Figure 3b shows the interaction between HBT concentration × dye concentration at pH 4.5 and 0.6 U/mL of enzyme. Increasing the HBT concentration to its maximum level at different dye concentrations resulted in an increase in the decolorization rate from values less than 1.80%/min (for 0.2 mM of HBT and 150 mg/L of dye) to values more than 2.25% (for 1 mM of HBT and 50, 100 and 150 mg/L of dye). This means that higher HBT concentrations improved the dye oxidation by laccase. However, at 150 mg/L dye concentration (and 1 mM of HBT), the decolorization yield decreased slightly, and this was likely due to enzyme and HBT saturation. As a matter of fact, excessive dye concentration can lead to enzyme inhibition and/or unproductive reactions by intensifying competition for the enzyme’s active sites and substrate saturation. This hypothesis about enzyme-substrate concentration was discussed by Cifçi et al. [
37]. The effect of saturation can also be seen in the enzyme concentration × HBT concentration interaction (
Figure 3c). In fact, increasing HBT concentration up to 0.8 mM and that of the enzyme to 0.8 U/mL could lead to an increase in the decolorization yield reaching 85%, but a higher concentration of enzyme and HBT led to a slight decrease attaining 80%. Accordingly, the presence of the enzyme and the mediator facilitates an efficient dye cleavage.
The effect of the interaction of dye concentration × enzyme concentration on the decolorization yield is depicted in
Figure 3f. It can be seen that treating high dye concentrations at low enzyme levels (and at an HBT concentration of 0.6 mM) might cause a saturation effect of the enzyme and, therefore, of the decolorization yield. However, when the substrate concentration was decreased while increasing that of the enzyme, the decolorization yield was enhanced. This suggests that higher enzyme concentrations provide more active sites for the degradation of the dye.
With regard to the decolorization rate,
Figure 5 represents the effects of factor interactions.
Figure 5b illustrates the interaction between HBT and dye concentrations. The lowest decolorization rate (1.8%/min) was observed for a minimal HBT concentration (0.2 mM) and a maximum concentration of Sirius grey concentration (150 mg/L). Conversely, a high response (2.2%/min) was obtained with a maximum mediator level (1 mM of HBT) and at different dye concentrations or at low concentrations of both dye and HBT. These results were expected since they align with the mediator’s role in improving electron transfer between the enzyme and substrate and enhancing the treatment rate [
27,
38]. In fact, higher dye concentrations necessitate greater mediator concentrations to accelerate the decolorization rate. The need for a mediator was also shown in the interaction between HBT concentration × enzyme concentration (
Figure 5c).
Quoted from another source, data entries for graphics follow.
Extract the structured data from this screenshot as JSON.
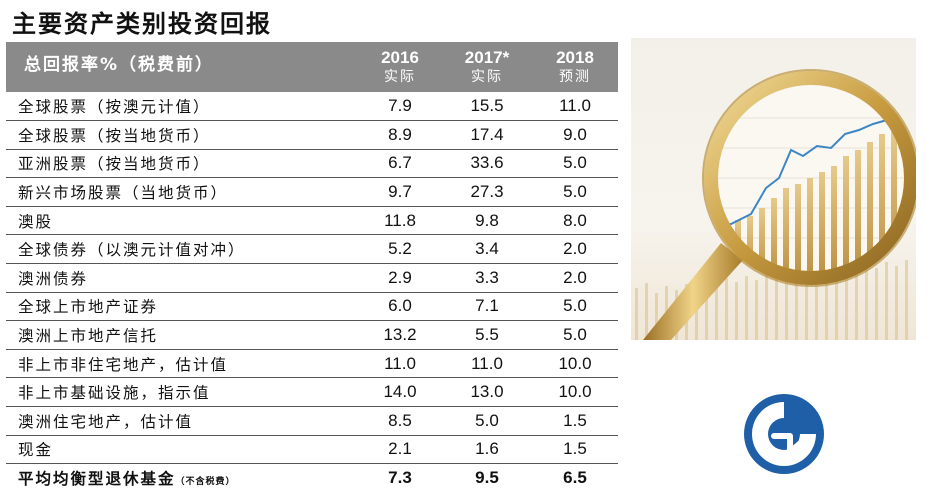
{
  "title": "主要资产类别投资回报",
  "table": {
    "header": {
      "label": "总回报率%（税费前）",
      "cols": [
        {
          "year": "2016",
          "sub": "实际"
        },
        {
          "year": "2017*",
          "sub": "实际"
        },
        {
          "year": "2018",
          "sub": "预测"
        }
      ]
    },
    "rows": [
      {
        "name": "全球股票（按澳元计值）",
        "v2016": "7.9",
        "v2017": "15.5",
        "v2018": "11.0"
      },
      {
        "name": "全球股票（按当地货币）",
        "v2016": "8.9",
        "v2017": "17.4",
        "v2018": "9.0"
      },
      {
        "name": "亚洲股票（按当地货币）",
        "v2016": "6.7",
        "v2017": "33.6",
        "v2018": "5.0"
      },
      {
        "name": "新兴市场股票（当地货币）",
        "v2016": "9.7",
        "v2017": "27.3",
        "v2018": "5.0"
      },
      {
        "name": "澳股",
        "v2016": "11.8",
        "v2017": "9.8",
        "v2018": "8.0"
      },
      {
        "name": "全球债券（以澳元计值对冲）",
        "v2016": "5.2",
        "v2017": "3.4",
        "v2018": "2.0"
      },
      {
        "name": "澳洲债券",
        "v2016": "2.9",
        "v2017": "3.3",
        "v2018": "2.0"
      },
      {
        "name": "全球上市地产证券",
        "v2016": "6.0",
        "v2017": "7.1",
        "v2018": "5.0"
      },
      {
        "name": "澳洲上市地产信托",
        "v2016": "13.2",
        "v2017": "5.5",
        "v2018": "5.0"
      },
      {
        "name": "非上市非住宅地产，估计值",
        "v2016": "11.0",
        "v2017": "11.0",
        "v2018": "10.0"
      },
      {
        "name": "非上市基础设施，指示值",
        "v2016": "14.0",
        "v2017": "13.0",
        "v2018": "10.0"
      },
      {
        "name": "澳洲住宅地产，估计值",
        "v2016": "8.5",
        "v2017": "5.0",
        "v2018": "1.5"
      },
      {
        "name": "现金",
        "v2016": "2.1",
        "v2017": "1.6",
        "v2018": "1.5"
      }
    ],
    "total": {
      "name": "平均均衡型退休基金",
      "note": "（不含税费）",
      "v2016": "7.3",
      "v2017": "9.5",
      "v2018": "6.5"
    }
  },
  "colors": {
    "header_bg": "#8a8a8a",
    "gold": "#c9a24a",
    "logo_blue": "#1f5fa8"
  },
  "icons": {
    "photo": "magnifying-glass-chart-image",
    "logo": "company-logo"
  }
}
Indeed, this interaction showed that a higher response of approximately 3%/min was reached at higher concentrations of both factors (1 mM of HBT and 1 U/mL of enzyme). So, as the levels of the enzyme and mediator were increased, the rate of dye decolorization was accelerated. The dye concentration × enzyme concentration interaction presented in
Figure 5f exhibited linearity, showcasing a high response (2.8%/min) at 1 U/mL of laccase for various dye concentrations, maintaining a pH of 4.5 and 0.6 mM of HBT. Increasing enzyme concentration means increasing the active site number, which boosts the decolorization rate [
39].
As textile industry effluents could be used for the irrigation of some crops [
40,
41], it is necessary to evaluate their phytotoxicity. In the present study, the toxicity of the treated and untreated Sirius grey solution was evaluated by measuring the germination index of radish seeds. It was found that the Germination Index (%IG) was significantly increased after the treatment of Sirius grey by the supernatant of
C. gallica compared to the dye solution. This indicates that the treatment with laccase has effectively minimized the toxicity of the dye to lower levels compared to that of untreated dye.